Privacy and security are not the main concerns of our application, since it is only a prototype and not meant for commercial deployment. Still, we are trying to develop a safe application that respects user data. Therefore, we now encrypt user login credentials on the backend.
Testing algorithms
To set up testing our ranking algorithms, we created a Python module dedicated to this for Elasticsearch algorithms. We also created a Python module for implementing Learn-To-Rank algorithms in RankLib and integrated it into the testing module.
Using both modules, we performed testing on several classic and Learn-To-Rank ranking algorithms. Testing was performed on labelled query data from the Spotify dataset.
We integrated an LM Dirichlet search engine into the main project with Elasticsearch.
We are also writing a report on the findings from our testing which we will submit as part of the final project submission.
Optimisations
We observed that it always took several seconds for search results to load on the frontend. Taking a closer look, we noticed that most of this waiting time resulted from the API calls to the X5GON API for retrieving additional document data. We performed API calls one after the other, and with one API call taking 0.5 seconds, this added up to a long delay.
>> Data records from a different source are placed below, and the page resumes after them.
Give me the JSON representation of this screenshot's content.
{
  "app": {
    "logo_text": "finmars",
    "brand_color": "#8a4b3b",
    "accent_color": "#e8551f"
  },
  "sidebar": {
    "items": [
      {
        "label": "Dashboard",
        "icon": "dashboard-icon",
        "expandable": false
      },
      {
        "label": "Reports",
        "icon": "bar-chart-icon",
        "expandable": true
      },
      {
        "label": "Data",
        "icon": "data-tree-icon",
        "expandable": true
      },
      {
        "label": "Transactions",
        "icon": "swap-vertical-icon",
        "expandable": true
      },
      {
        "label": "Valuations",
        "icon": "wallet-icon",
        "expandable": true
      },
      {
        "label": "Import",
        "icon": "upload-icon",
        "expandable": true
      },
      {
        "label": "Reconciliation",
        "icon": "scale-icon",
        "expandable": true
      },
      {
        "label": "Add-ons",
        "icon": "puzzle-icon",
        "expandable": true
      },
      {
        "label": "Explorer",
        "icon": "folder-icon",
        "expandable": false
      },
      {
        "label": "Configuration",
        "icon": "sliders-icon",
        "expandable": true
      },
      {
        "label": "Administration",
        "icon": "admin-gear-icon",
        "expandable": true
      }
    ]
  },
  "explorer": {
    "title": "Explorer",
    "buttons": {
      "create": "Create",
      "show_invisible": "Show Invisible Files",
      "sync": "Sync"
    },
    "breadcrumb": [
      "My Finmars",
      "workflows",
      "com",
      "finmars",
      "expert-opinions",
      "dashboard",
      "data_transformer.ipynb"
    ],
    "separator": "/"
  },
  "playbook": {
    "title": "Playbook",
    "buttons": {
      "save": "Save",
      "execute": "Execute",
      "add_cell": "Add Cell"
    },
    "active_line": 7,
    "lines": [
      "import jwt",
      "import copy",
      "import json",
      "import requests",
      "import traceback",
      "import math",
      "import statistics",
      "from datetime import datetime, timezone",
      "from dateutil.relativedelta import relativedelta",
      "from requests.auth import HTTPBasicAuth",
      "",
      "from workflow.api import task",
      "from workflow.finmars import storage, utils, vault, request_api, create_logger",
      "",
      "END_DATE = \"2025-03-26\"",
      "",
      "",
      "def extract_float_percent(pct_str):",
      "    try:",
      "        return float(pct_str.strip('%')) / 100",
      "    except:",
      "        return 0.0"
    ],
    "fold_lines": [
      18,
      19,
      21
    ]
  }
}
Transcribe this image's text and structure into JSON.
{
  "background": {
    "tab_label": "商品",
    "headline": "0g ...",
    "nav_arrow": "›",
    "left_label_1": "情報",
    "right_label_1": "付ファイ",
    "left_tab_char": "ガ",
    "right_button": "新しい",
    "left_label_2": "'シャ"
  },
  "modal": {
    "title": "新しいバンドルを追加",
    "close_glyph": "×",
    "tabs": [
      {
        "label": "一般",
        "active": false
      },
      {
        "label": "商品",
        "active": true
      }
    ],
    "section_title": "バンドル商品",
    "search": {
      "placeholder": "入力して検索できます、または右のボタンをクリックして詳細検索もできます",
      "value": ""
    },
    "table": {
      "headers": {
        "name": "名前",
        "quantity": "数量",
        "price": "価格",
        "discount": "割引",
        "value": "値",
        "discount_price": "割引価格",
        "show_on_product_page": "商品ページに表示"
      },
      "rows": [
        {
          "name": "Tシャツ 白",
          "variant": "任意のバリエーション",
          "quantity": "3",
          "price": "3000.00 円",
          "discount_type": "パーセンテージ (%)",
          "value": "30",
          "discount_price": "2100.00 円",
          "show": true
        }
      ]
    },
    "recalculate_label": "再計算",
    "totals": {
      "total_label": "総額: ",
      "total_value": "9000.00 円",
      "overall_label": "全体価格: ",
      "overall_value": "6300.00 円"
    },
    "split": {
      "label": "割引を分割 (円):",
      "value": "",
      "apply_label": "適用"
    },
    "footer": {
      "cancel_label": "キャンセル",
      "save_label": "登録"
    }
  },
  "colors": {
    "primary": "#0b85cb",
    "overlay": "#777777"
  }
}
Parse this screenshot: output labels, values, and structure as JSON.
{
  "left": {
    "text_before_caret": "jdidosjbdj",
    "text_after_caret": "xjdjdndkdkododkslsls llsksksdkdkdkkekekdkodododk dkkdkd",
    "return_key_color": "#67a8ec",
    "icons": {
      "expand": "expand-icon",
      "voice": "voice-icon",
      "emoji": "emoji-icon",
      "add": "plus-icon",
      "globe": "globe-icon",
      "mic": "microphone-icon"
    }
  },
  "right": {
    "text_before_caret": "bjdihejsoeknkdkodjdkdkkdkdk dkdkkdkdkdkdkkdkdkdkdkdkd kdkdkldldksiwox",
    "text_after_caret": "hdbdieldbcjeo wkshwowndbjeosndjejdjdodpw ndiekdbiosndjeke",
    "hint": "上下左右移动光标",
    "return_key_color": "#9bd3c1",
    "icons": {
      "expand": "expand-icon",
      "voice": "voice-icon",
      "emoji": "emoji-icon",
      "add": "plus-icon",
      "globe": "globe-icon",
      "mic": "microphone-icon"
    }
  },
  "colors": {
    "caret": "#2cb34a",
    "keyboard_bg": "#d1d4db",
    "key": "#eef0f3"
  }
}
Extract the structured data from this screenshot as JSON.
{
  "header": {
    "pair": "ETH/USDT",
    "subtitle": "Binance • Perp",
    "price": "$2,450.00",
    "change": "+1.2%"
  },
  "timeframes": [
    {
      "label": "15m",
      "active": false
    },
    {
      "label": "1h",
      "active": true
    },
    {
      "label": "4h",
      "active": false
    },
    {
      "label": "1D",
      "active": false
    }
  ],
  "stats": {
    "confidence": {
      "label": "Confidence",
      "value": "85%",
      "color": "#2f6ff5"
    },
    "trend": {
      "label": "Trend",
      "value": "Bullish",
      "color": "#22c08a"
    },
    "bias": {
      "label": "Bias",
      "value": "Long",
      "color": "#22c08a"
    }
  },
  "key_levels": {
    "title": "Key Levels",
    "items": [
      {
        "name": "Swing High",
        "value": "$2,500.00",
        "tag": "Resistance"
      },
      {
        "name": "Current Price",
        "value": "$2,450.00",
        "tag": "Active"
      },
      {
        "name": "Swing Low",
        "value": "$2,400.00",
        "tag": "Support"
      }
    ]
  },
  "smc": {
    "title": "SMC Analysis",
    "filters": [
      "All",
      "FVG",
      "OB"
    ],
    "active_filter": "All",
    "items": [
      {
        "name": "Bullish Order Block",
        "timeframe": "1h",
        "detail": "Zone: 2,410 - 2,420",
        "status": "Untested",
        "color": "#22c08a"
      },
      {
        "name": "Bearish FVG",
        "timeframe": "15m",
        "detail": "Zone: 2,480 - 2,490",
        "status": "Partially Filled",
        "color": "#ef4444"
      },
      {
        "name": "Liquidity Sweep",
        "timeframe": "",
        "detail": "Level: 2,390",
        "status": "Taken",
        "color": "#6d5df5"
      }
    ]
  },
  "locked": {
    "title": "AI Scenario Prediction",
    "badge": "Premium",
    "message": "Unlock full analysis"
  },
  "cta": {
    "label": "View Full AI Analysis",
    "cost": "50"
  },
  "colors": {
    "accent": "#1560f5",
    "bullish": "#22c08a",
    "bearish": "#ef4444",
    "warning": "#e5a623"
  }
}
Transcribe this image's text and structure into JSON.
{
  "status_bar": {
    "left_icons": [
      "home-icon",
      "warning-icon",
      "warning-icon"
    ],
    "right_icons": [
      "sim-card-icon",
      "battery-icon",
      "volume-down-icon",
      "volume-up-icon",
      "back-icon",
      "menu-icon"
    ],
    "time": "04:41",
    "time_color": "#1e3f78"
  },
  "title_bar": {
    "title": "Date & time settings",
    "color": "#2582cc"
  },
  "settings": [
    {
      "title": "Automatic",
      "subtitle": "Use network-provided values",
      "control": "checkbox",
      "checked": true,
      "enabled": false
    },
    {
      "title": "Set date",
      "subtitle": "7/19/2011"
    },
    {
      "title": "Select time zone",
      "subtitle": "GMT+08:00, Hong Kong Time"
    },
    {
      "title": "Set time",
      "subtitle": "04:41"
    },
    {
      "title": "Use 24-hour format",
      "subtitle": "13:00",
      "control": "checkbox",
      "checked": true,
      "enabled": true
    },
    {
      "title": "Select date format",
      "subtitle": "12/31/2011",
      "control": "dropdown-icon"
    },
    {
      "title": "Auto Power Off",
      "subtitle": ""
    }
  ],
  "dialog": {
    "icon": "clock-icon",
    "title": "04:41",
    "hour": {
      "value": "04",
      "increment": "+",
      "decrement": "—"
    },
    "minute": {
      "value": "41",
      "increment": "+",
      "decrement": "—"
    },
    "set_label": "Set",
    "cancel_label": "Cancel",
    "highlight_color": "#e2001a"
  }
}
We implemented parallel calls to the X5GON API using the requests-futures Python module. This made search results load 3x faster than before, significantly improving the applicationās performance.
Deployment
We containerised each application of our system using Docker. We then deployed these Docker images using a Kubernetes cluster. The application can now be accessed using its IP address on the web.
Plans
The project has concluded and we will submit everything in the coming days.